Ethnic tensions in the region exacerbated local discontent. Although men and women worked tirelessly for the war effort, German fears of disloyalty and treason extended to Alsace-Lorraine’s civilian population. Germanization policies were reinvigorated, with Governor Johann von Dallwitz (1855-1919) declaring in 1914 that an “iron broom” would remove anti-German sentiment from the region.[9] The use of the French language was banned. Thousands of inhabitants were imprisoned for a variety of offences, from singing the Marseillaise or wearing a cocarde, to spreading false rumours or providing intelligence to the enemy. Thousands more who were considered pro-French were placed in “preventative detention” camps.


Although France had not gone to war specifically to win back Alsace-Lorraine,[10] the region nonetheless became an important symbol in French and other Allied wartime propaganda. Posters, pamphlets, patriotic songs and plays often exaggerated the Germans’ mistreatment of the region, and called for the “liberation” of France’s “lost sisters”.[11] Yet fears that some Alsatians and Lorrainers were dangerously pro-German prompted French military authorities in the occupied zones around Thann, Masevaux and Altkirch to intern local inhabitants in camps across the country.[12] Stories of the camps were used by the Germans to discredit the French, but ultimately Alsace-Lorraine did not feature in German wartime propaganda.

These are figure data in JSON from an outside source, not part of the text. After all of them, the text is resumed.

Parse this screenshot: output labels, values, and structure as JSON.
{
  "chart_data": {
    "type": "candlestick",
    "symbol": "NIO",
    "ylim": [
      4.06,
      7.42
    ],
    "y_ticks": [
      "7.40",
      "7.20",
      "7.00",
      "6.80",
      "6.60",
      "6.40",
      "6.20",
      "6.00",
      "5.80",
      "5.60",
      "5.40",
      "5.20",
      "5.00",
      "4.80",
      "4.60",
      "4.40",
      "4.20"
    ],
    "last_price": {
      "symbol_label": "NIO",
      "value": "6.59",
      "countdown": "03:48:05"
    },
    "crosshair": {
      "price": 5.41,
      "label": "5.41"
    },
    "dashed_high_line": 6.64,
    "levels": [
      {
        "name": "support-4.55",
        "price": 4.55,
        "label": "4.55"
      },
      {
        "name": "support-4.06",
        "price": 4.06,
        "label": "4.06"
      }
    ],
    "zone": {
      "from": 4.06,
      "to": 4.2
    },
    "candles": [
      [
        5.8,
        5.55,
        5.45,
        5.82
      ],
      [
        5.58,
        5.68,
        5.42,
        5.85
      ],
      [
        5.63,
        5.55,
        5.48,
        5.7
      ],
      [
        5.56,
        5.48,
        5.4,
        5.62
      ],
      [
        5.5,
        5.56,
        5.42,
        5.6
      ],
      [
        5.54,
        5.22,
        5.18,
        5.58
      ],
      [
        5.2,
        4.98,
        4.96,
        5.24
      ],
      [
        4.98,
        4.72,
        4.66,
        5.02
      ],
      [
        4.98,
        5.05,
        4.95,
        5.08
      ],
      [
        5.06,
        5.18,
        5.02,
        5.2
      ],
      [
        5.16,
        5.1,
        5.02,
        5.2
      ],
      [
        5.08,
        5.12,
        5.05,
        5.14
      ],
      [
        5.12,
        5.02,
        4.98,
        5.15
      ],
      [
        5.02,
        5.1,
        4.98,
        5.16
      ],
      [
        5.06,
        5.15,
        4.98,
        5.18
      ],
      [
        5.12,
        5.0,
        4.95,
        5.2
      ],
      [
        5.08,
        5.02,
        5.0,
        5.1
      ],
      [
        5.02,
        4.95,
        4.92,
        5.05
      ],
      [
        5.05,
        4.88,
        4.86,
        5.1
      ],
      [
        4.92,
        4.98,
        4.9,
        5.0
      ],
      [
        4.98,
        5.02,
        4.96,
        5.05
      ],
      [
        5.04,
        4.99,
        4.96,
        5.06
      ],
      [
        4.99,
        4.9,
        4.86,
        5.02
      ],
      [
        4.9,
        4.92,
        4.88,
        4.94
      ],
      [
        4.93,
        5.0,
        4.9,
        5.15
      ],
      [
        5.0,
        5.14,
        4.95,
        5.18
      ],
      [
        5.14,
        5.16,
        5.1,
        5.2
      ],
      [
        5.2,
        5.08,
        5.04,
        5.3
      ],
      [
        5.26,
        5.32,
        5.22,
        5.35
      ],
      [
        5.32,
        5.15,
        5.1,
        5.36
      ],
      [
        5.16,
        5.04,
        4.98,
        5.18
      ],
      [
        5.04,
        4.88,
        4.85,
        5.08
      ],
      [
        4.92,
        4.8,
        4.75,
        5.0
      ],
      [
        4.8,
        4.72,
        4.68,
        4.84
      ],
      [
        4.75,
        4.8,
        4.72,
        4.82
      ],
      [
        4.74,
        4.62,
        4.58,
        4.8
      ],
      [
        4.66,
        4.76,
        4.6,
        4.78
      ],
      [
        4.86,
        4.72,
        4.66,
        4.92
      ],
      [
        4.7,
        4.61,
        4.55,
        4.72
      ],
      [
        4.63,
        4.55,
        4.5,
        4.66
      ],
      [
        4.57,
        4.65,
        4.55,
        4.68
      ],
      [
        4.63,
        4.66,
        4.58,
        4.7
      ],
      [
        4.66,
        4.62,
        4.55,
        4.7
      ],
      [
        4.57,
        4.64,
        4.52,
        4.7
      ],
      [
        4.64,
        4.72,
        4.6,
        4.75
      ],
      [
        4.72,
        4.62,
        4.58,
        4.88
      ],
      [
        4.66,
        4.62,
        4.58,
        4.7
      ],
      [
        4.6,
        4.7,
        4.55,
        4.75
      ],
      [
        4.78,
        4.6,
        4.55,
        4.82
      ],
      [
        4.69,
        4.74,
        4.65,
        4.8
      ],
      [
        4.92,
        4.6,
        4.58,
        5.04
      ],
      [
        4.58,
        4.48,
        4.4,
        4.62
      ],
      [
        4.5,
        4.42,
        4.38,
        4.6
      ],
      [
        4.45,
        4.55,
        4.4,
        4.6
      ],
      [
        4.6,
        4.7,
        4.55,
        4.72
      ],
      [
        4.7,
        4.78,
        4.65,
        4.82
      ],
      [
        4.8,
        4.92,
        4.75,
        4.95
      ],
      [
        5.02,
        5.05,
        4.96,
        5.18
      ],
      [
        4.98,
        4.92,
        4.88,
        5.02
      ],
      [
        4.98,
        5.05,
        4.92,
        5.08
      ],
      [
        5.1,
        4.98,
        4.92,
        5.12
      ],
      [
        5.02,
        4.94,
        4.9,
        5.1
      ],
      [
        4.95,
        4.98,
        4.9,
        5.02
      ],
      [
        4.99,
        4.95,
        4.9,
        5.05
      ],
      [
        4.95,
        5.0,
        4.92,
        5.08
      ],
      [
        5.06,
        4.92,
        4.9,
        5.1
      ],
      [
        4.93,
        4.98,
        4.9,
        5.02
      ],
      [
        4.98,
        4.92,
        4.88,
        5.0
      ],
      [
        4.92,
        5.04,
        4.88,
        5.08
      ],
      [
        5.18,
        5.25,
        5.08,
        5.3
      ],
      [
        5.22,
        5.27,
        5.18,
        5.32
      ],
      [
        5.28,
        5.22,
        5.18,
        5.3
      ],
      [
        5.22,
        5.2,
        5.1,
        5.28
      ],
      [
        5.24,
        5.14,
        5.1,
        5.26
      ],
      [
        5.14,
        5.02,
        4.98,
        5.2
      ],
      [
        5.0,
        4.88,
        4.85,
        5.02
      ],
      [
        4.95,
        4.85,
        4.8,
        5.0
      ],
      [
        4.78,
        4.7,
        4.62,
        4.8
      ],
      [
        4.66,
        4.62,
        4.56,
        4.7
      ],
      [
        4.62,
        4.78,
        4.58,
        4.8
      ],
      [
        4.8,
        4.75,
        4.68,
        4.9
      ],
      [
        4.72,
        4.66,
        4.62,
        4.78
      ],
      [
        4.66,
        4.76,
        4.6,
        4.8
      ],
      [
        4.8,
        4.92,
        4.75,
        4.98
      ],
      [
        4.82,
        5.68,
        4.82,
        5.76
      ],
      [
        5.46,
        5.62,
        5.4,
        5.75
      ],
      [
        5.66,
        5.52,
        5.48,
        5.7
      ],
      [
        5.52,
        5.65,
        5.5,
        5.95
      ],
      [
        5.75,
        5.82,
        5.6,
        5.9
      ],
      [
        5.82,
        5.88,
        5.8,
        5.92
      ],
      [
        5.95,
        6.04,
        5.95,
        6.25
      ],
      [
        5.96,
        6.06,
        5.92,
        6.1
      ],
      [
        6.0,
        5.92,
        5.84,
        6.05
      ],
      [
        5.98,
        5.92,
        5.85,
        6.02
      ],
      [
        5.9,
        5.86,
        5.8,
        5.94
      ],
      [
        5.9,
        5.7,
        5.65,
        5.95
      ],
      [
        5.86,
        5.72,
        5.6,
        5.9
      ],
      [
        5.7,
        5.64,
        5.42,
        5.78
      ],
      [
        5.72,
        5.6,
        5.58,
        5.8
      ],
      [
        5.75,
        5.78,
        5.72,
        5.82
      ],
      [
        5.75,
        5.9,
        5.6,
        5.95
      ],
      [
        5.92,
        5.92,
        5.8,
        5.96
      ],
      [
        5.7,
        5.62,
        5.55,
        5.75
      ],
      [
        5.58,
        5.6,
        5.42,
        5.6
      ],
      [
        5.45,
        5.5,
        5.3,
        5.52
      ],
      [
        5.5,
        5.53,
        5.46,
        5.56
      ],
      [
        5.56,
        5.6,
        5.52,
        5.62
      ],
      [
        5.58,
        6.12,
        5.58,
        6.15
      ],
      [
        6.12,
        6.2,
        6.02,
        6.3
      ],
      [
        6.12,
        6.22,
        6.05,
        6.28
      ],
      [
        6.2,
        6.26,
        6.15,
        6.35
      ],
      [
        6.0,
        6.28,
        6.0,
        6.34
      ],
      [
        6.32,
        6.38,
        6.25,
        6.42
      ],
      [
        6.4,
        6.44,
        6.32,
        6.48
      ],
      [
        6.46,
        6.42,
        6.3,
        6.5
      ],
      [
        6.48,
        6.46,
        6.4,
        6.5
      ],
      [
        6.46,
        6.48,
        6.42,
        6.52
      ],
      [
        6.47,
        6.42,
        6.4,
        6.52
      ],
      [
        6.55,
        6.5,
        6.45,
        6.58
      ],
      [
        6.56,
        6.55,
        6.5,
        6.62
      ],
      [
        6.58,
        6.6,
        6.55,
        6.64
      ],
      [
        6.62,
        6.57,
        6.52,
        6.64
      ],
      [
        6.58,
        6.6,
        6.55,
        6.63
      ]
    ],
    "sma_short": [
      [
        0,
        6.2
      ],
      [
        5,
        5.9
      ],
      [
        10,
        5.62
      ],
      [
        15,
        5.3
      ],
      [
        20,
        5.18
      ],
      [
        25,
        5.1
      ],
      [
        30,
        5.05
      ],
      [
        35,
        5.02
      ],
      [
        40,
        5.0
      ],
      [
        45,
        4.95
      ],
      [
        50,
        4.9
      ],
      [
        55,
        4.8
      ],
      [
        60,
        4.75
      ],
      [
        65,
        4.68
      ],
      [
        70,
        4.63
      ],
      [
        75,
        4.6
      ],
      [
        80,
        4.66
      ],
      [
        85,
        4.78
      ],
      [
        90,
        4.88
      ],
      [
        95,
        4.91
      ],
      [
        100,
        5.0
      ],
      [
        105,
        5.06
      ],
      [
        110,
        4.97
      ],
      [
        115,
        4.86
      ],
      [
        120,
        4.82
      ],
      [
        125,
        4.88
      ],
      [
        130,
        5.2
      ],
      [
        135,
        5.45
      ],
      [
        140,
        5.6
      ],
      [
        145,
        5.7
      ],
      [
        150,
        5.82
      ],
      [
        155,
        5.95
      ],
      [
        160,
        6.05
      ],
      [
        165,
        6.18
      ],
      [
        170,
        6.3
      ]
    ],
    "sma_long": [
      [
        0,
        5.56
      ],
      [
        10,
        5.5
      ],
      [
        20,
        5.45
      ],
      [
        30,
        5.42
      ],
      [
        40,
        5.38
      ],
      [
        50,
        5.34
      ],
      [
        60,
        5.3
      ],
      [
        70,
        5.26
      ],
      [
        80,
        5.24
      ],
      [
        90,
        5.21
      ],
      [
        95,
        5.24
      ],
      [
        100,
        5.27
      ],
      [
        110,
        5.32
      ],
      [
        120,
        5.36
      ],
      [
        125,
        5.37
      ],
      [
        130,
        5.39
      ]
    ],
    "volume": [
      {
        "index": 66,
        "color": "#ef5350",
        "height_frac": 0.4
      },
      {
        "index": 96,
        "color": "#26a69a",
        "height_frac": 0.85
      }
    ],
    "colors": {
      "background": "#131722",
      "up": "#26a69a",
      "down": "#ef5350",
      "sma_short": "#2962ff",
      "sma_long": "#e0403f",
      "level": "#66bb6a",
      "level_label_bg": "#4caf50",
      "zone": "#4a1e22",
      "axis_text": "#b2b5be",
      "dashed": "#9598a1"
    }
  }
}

The End of War and the Return to France

In November 1918, in the chaos of Germany’s defeat, soldiers’ and workers’ councils were established in Strasbourg, Colmar and Mulhouse. Within days they were disbanded, as French troops marched into the region, to the cheers of local inhabitants exhausted by years of privation. This enthusiasm was understood by the French as an unofficial plebiscite in favour of the region being returned to France. But the challenges of reintegrating Alsatians and Lorrainers into the French nation would prove far more complicated than anticipated.

Caught between France and Germany, Alsace-Lorraine’s experience of the First World War is poignantly commemorated by the war memorial in Strasbourg’s Place de la République, in which a grief-stricken mother cradles her two fallen sons.